Now I don’t know how am I supposed to test the custom function, my labels are not class labels, they are just probability vectors (basically the labels are precomputed probability maps), therefore I don’t have the option of using the original CE loss.

I can generate new labels that match the input to pytorch’s CE but then I get an error because the labels are still of bigger dimension than it supports.

Will something like NLLLoss help?

This might be it, two questions:

  1. I need to compute the loss on the first dim, as this dimension contains the probability maps after reshaping ,NLLLoss does not give me an option to compute the loss on a specific dim against the target.
  2. How do I test the loss function against toy inputs? I need to be sure that its exactly what I need.

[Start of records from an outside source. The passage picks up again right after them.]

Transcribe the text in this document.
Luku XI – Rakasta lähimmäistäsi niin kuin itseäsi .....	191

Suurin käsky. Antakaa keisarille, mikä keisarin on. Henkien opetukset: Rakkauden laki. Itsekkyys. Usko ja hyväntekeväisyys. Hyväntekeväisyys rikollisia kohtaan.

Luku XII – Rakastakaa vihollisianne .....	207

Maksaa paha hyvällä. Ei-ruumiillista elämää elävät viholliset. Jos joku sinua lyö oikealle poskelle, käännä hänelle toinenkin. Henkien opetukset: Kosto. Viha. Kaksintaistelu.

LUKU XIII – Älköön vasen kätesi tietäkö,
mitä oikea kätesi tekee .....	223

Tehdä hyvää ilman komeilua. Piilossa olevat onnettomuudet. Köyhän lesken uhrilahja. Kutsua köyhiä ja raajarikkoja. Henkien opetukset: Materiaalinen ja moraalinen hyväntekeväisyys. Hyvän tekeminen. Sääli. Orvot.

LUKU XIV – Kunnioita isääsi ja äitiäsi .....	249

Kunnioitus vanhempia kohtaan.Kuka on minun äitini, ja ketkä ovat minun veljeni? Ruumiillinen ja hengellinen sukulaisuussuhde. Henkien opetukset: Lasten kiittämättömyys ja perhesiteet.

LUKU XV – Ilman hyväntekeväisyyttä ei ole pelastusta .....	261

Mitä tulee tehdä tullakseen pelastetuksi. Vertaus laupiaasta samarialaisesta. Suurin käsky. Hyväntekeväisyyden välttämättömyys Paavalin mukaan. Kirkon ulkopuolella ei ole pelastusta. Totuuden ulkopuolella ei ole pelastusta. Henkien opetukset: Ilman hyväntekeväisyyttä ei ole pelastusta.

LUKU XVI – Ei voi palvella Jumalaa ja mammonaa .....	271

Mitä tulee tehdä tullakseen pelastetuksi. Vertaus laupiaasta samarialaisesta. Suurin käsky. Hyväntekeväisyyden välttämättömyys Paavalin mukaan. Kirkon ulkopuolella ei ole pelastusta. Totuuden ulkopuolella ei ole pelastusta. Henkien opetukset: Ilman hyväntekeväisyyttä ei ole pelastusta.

Just tested it, I can’t apply it on my labels because of the shape:
only batches of spatial targets supported (3D tensors) but got targets of dimension: 4

It is what I want, I just need to figure out how to implement it on the first dimension.

I am not sure I understand this. If your labels are a [3,4] tensor, what does this translate to? You need to compute the loss on the first row, on the first column, or something else?

You could use random arrays. I did the following to test the loss function from your code above:

x = torch.rand(3, 4, 5)
torch.sum(-x * F.log_softmax(x, dim=1), dim=1)

In the case of [3,4] I would need to compute the loss per row (every row is a dense map). In my case, labels are of shape [5x4x16x16] and I would need to compute the loss along the second dimension.

Something like:

x = torch.rand(5, 4, 16, 16)
for i in range(4):
    print("Computing loss for" + str(x[:, i, :, :]))


Yes, I want to do this operation but vectorised.

Please correct me if I’m mistaken. I’m afraid the concept seems a little strange to me. Assume a tiny dog is laying on the ground. The target label is therefore “dog,” but the majority of the image is “background,” so how do you designate the background region? It appears that dog-label can only be applied to all image patches. Or perhaps you have taken steps to address such a situation.

Correct, in the label generation process, I assign a label to every patch for every class (including background). This is possible because of the dataset I am working with which comes with a segmentation mask that is used during the labelling of every region.